Roughly half of all federally qualified health centers in the U.S. run on negative margins, and financial pressures have only intensified in recent years. The end of automatic Medicaid renewal in 2023 kicked hundreds of thousands of Coloradans off the program, forcing clinics to provide care to those patients without receiving reimbursements through Medicaid. 

Now, as Congress flirts with the possibility of cutting $880 billion in federal Medicaid funding over the next 10 years, clinics are bracing for worst-case scenarios

Western Slope centers like Mountain Family, Northwest Colorado Health and Elevated Community Health, formerly known as the Summit Community Care Clinic, have signaled they may need to cut employees and reduce services in areas already struggling with access to care. 

Mountain Family, which operates in Eagle, Garfield and Pitkin counties, already had to lay off staff, freeze salaries and close two school-based clinics to absorb the cost of providing care to patients who lost Medicaid in 2023. 

CEO Dustin Moyer said in an interview last month that any “further Medicaid cuts would result in more hard decisions. I’m certain of that.”

A pediatric room is pictured at Mountain Family Health Center’s Avon clinic on March 11, 2025. Federally qualified health centers, like Mountain Family, are facing mountain budgetary challenges at both the state and federal level.
Chris Dillmann/Vail Daily

Budget writers said the $6.5 million allocated to health centers in last year’s budget was a one-time investment, which the legislature will do for programs in years when the state has more financial wiggle room. 

The initial decision not to allocate new general fund money in this year’s budget proposal represents one of the many “painful” cuts members of the Joint Budget Committee say they’ve had to make to close the state’s funding gap. 

While committee Chair Sen. Jeff Bridges, D-Greenwood Village, opposed the amendment, he touted a bill he’s sponsoring that would cap state reimbursements to large hospitals and redirect money to federally qualified health centers. The measure, House Bill 1174, is currently pending in the House. 

Lawmakers who supported the budget amendment, however, said they were willing to hunt for additional dollars if it meant giving health centers more breathing room. 

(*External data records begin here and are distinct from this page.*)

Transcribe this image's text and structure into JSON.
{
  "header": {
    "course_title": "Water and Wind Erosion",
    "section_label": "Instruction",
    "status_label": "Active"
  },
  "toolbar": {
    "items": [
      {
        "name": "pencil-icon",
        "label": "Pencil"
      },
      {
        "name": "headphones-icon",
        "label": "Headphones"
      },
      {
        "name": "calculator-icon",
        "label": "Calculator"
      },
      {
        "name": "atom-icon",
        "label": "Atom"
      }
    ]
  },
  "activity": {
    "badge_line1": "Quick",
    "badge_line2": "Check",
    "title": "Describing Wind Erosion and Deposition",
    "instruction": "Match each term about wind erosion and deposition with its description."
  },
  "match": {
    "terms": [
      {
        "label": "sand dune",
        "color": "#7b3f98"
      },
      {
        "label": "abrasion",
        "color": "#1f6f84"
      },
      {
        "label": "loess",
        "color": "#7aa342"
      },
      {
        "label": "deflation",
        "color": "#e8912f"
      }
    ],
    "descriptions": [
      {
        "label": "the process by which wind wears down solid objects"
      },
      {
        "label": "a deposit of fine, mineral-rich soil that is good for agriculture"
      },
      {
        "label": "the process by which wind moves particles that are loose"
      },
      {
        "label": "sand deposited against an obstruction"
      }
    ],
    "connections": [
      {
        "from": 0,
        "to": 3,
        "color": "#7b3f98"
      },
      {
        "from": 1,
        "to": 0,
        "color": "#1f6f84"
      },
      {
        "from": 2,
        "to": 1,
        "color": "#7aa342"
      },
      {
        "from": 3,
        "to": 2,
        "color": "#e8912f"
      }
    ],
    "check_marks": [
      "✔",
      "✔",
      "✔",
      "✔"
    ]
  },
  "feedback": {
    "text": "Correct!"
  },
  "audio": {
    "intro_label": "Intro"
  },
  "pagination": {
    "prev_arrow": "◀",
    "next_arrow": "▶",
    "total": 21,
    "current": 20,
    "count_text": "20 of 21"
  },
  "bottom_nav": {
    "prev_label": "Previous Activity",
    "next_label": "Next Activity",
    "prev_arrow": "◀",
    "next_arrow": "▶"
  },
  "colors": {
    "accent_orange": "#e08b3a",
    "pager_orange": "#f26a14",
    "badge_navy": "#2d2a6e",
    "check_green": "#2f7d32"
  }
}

“Anything that we can do to support those frontline health care clinics is important right now, but it’s also, I think, a budget saver,” Roberts said in an interview following the amendment’s passage. “The people getting care now before it turns into chronic disease or emergency-related services … that’s so much more expensive to care for.” 

The Senate approved the 2025-26 budget on Thursday, sending the package to the House, where lawmakers will debate additional changes before it can go to the governor for approval. 

The 2025 legislative session ends on May 7.